Power outages, natural gas shortages and icy conditions made it hard for automakers, retailers and delivery carriers to operate across much of the South and Midwest.
The winter storm dropped 4 inches of snow at the Texas, Dallas-Fort Worth International Airport, which is the most snow the region has seen since 2010, according to The Weather Channel. It has left millions without power, including 4.3 million in Texas, according to poweroutage.us.
Retailers, logistics firms, health clinics, and automakers shut down locations because of outages and other extreme weather risks.
Along with railroads, logistics companies are also warning customers of potential disruptions. FedEx and UPS released service advisories warning of potential shipment delays. FedEx Ground has partial service in 16 states, FedEx Freight has temporarily suspended service in multiple cities in 18 states, and FedEx Express has temporarily suspended service in multiple cities in eight states. FedEx and UPS said they already had contingency plans in place.
The storm has caused extensive delays across the vast package delivery networks that many people now rely on as shopping has shifted online.
General Motors, Ford Motor, Toyota, Nissan and other automakers suspended or shut down production at plants from Texas to Indiana as rolling blackouts, natural gas shortages and icy conditions made it difficult to keep assembly lines running.

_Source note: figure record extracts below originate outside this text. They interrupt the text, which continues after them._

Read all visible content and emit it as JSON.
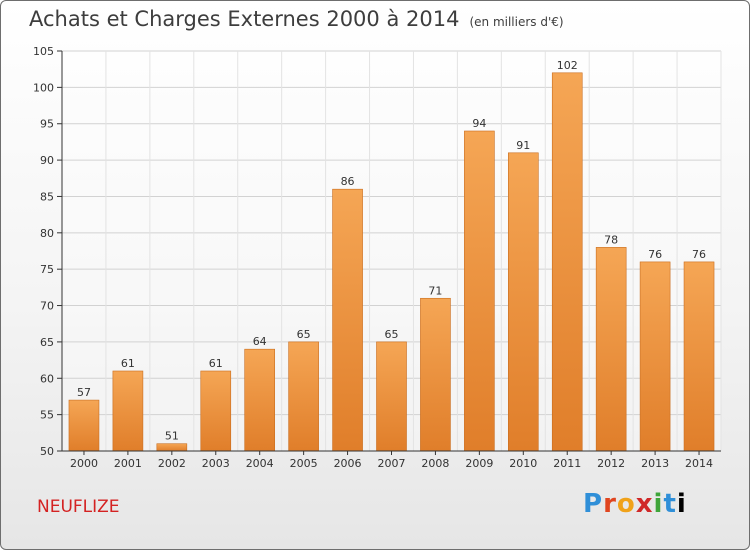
{
  "header": {
    "title": "Achats et Charges Externes 2000 à 2014",
    "unit": "(en milliers d'€)"
  },
  "footer": {
    "commune": "NEUFLIZE",
    "logo_letters": [
      "P",
      "r",
      "o",
      "x",
      "i",
      "t",
      "i"
    ]
  },
  "colors": {
    "bar_light": "#f5a655",
    "bar_dark": "#e07e2a",
    "commune": "#d42222"
  },
  "chart_data": {
    "type": "bar",
    "title": "Achats et Charges Externes 2000 à 2014",
    "subtitle": "(en milliers d'€)",
    "categories": [
      "2000",
      "2001",
      "2002",
      "2003",
      "2004",
      "2005",
      "2006",
      "2007",
      "2008",
      "2009",
      "2010",
      "2011",
      "2012",
      "2013",
      "2014"
    ],
    "values": [
      57,
      61,
      51,
      61,
      64,
      65,
      86,
      65,
      71,
      94,
      91,
      102,
      78,
      76,
      76
    ],
    "ylim": [
      50,
      105
    ],
    "yticks": [
      50,
      55,
      60,
      65,
      70,
      75,
      80,
      85,
      90,
      95,
      100,
      105
    ],
    "grid": true,
    "xlabel": "",
    "ylabel": ""
  }
}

Managers of the electricity grid in Texas and elsewhere have had to order rolling blackouts after many power plants were forced offline because of icy conditions and some could not get sufficient supplies of natural gas. Some wind turbines also shut down. At the same time, demand for electricity and natural gas has shot up because of the cold weather.
The storm dealt a blow to huge economic hubs that are accustomed to hurricanes and tornadoes but not extreme winter weather that strains power grids and sends temperatures well below averages for this time of year.